You're now ready for simple testing and development!
Continue below to learn about database migrations and enabling the advanced search engine, Elasticsearch.

Database migrations

Database migrations are done with flask-Migrate, a wrapper around Alembic.
If someone has made changes in the database schema and included a new migration script:
- If your database has never been marked by Alembic (you're on a database from before the migrations), run ./db_migrate.py stamp head before pulling the new migration script(s).
  - If you already have the new scripts, check the output of ./db_migrate.py history instead and choose a hash that matches your current database state, then run ./db_migrate.py stamp <hash>.
- Update your branch (eg. git fetch && git rebase origin/master)
- Run ./db_migrate.py upgrade head to run the migration. Done!
If you have made a change in the database schema:
- Save your changes in models.py and ensure the database schema matches the previous version (ie. your new tables/columns are not added to the live database)
- Run ./db_migrate.py migrate -m "Short description of changes" to automatically generate a migration script for the changes
  - Check the script (migrations/versions/...) and make sure it works! Alembic may not able to notice all changes.
- Run ./db_migrate.py upgrade to run the migration and verify the upgrade works.
  - (Run ./db_migrate.py downgrade to verify the downgrade works as well, then upgrade again)

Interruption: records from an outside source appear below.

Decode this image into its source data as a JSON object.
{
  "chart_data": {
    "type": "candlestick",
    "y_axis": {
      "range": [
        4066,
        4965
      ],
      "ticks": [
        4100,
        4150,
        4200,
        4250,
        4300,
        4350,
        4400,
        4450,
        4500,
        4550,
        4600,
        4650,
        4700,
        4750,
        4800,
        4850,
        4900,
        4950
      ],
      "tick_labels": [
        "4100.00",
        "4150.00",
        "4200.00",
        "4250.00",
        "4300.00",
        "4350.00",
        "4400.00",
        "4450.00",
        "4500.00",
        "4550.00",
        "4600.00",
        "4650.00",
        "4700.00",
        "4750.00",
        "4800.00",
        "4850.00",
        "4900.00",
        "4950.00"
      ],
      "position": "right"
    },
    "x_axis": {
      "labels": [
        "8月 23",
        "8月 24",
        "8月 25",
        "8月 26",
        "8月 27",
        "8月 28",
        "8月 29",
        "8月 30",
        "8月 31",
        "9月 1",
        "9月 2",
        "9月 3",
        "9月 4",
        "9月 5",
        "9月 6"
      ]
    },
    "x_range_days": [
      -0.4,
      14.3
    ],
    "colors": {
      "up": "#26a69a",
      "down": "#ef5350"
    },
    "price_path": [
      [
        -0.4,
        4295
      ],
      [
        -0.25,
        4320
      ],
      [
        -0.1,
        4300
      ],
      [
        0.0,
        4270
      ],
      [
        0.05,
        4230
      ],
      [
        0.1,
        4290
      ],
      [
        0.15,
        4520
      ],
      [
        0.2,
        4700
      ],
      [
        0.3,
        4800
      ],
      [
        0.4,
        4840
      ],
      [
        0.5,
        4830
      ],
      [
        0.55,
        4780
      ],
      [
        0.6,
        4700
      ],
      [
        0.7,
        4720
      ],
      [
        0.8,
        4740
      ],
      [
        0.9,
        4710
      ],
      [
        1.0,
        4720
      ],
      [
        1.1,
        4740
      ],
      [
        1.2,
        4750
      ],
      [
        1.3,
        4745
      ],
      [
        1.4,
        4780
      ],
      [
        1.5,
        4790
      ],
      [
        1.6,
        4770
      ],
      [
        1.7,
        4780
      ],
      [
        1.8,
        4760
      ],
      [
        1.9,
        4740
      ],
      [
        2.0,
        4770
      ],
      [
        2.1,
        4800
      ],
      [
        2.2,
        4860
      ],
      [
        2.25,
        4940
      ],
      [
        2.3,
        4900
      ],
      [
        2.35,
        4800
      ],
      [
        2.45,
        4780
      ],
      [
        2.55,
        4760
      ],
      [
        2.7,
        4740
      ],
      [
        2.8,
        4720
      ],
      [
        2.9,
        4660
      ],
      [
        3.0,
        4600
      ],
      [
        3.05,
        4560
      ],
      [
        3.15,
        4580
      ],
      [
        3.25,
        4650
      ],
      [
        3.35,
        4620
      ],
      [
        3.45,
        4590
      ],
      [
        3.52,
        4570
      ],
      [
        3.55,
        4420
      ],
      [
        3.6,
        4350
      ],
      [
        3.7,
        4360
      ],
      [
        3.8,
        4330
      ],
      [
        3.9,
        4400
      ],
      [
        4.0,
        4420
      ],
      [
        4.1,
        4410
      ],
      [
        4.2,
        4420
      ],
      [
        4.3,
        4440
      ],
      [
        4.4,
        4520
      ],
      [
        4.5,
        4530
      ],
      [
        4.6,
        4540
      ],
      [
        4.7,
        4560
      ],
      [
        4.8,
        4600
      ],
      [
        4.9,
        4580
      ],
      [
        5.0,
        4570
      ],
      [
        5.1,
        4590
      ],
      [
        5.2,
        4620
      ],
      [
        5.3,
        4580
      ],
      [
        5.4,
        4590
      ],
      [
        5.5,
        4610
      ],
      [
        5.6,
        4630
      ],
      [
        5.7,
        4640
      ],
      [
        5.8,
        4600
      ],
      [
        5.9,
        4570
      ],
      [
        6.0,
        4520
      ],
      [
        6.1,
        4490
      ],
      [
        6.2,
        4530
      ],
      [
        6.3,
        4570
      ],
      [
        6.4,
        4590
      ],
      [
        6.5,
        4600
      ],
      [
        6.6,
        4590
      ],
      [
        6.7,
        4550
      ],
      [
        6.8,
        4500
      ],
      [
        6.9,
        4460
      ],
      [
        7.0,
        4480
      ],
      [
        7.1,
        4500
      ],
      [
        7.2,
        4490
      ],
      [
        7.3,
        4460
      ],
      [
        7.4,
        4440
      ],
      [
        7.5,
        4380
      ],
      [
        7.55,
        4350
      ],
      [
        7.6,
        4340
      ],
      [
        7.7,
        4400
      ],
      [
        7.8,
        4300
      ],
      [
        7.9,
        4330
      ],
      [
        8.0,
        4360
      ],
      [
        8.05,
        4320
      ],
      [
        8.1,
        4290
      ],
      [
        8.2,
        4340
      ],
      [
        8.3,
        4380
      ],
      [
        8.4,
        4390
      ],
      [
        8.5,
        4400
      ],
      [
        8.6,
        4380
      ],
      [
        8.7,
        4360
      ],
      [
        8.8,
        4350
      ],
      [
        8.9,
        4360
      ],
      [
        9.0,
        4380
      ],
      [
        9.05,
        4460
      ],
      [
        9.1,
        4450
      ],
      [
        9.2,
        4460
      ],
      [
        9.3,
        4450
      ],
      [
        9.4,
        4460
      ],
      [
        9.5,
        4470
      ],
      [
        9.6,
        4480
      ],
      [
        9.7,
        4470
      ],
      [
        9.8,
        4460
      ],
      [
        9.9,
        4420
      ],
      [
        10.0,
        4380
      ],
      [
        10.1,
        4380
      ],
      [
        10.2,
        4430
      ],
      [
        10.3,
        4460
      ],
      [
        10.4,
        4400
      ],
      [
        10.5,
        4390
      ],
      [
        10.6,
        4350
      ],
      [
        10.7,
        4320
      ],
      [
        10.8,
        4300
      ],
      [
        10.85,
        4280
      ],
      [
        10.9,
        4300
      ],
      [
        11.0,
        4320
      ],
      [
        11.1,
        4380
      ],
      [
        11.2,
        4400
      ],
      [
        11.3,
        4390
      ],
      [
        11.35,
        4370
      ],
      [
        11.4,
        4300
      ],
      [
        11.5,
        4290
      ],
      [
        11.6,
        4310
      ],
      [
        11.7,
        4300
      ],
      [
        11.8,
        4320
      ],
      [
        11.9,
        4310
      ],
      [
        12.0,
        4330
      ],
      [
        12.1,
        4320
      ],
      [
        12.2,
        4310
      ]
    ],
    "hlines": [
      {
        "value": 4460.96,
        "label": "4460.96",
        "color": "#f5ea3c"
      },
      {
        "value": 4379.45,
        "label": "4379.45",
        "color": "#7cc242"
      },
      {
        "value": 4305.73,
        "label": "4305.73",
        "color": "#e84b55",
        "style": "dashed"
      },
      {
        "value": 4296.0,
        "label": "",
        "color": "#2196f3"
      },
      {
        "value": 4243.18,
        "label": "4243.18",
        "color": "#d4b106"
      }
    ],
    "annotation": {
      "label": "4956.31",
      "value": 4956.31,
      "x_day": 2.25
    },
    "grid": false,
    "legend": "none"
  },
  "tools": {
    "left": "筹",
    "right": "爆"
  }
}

Setting up and enabling Elasticsearch

Installing Elasticsearch

Install JDK with sudo apt-get install openjdk-8-jdk
Install Elasticsearch
- From packages...
  - Enable the service:
    - sudo systemctl enable elasticsearch.service
    - sudo systemctl start elasticsearch.service
- or simply extracting the archives and running the files, if you don't feel like permantently installing ES
Run curl -XGET 'localhost:9200' and make sure ES is running
- Optional: install Kibana as a search debug frontend for ES

Setting up ES

Run ./create_es.sh to create the indices for the torrents: nyaa and sukebei
- The output should show acknowledged: true twice
Stop the Nyaa app if you haven't already
Run python import_to_es.py to import all the torrents (on nyaa and sukebei) into the ES indices.
- This may take some time to run if you have plenty of torrents in your database.

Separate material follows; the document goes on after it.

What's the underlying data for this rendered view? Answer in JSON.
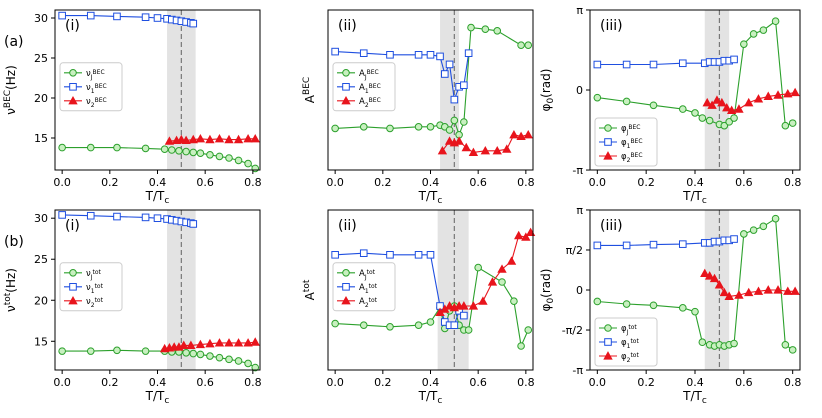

Enable the USE_ELASTIC_SEARCH flag in config.py and (re)start the application.
Elasticsearch should now be functional! The ES indices won't be updated "live" with the current setup, continue below for instructions on how to hook Elasticsearch up to MySQL binlog.

However, take note that binglog is not necessary for simple ES testing and development; you can simply run import_to_es.py from time to time to reindex all the torrents.

Enabling MySQL Binlogging

Edit your MariaDB/MySQL server configuration and add the following under [mariadb]:
```
log-bin
server_id=1
log-basename=master1
binlog-format=row
```
Restart MariaDB/MySQL (sudo service mysql restart)
Copy the example configuration (es_sync_config.example.json) as es_sync_config.json and adjust options in it to your liking (verify the connection options!)
Connect to mysql as root
- Verify that the result of SHOW VARIABLES LIKE 'binlog_format'; is ROW
- Execute GRANT REPLICATION SLAVE ON *.* TO 'username'@'localhost'; to allow your configured user access to the binlog

Setting up sync_es.py

sync_es.py keeps the Elasticsearch indices updated by reading the binlog and pushing the changes to the ES indices.

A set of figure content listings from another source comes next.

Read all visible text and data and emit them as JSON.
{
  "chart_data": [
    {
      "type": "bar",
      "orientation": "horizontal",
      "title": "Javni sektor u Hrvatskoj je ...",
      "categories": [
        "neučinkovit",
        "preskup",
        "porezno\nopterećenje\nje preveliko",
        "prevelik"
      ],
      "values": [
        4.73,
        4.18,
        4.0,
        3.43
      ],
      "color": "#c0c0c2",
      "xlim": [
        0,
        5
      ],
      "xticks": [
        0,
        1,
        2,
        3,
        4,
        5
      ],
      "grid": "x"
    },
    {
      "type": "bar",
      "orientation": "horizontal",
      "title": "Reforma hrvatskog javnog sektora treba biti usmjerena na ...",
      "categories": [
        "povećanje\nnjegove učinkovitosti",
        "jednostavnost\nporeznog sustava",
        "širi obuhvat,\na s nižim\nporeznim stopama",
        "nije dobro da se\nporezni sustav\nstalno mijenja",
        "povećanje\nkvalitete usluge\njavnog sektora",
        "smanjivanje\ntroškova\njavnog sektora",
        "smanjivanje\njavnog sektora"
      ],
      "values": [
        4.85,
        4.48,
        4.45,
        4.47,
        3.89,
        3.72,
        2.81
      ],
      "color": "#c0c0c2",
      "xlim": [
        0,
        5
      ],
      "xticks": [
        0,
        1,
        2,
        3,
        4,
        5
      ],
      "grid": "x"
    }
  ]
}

Make sure es_sync_config.json is configured with the user you grated the REPLICATION permissions
Run import_to_es.py and copy the outputted JSON into the file specified by save_loc in your es_sync_config.json
Run sync_es.py as-is or, for actual deployment, set it up as a service and run it, preferably as the system/root
- Make sure sync_es.py runs within the venv with the right dependencies!

You're done! The script should now be feeding updates from the database to Elasticsearch.
Take note, however, that the specified ES index refresh interval is 30 seconds, which may feel like a long time on local development. Feel free to adjust it or poke Elasticsearch yourself!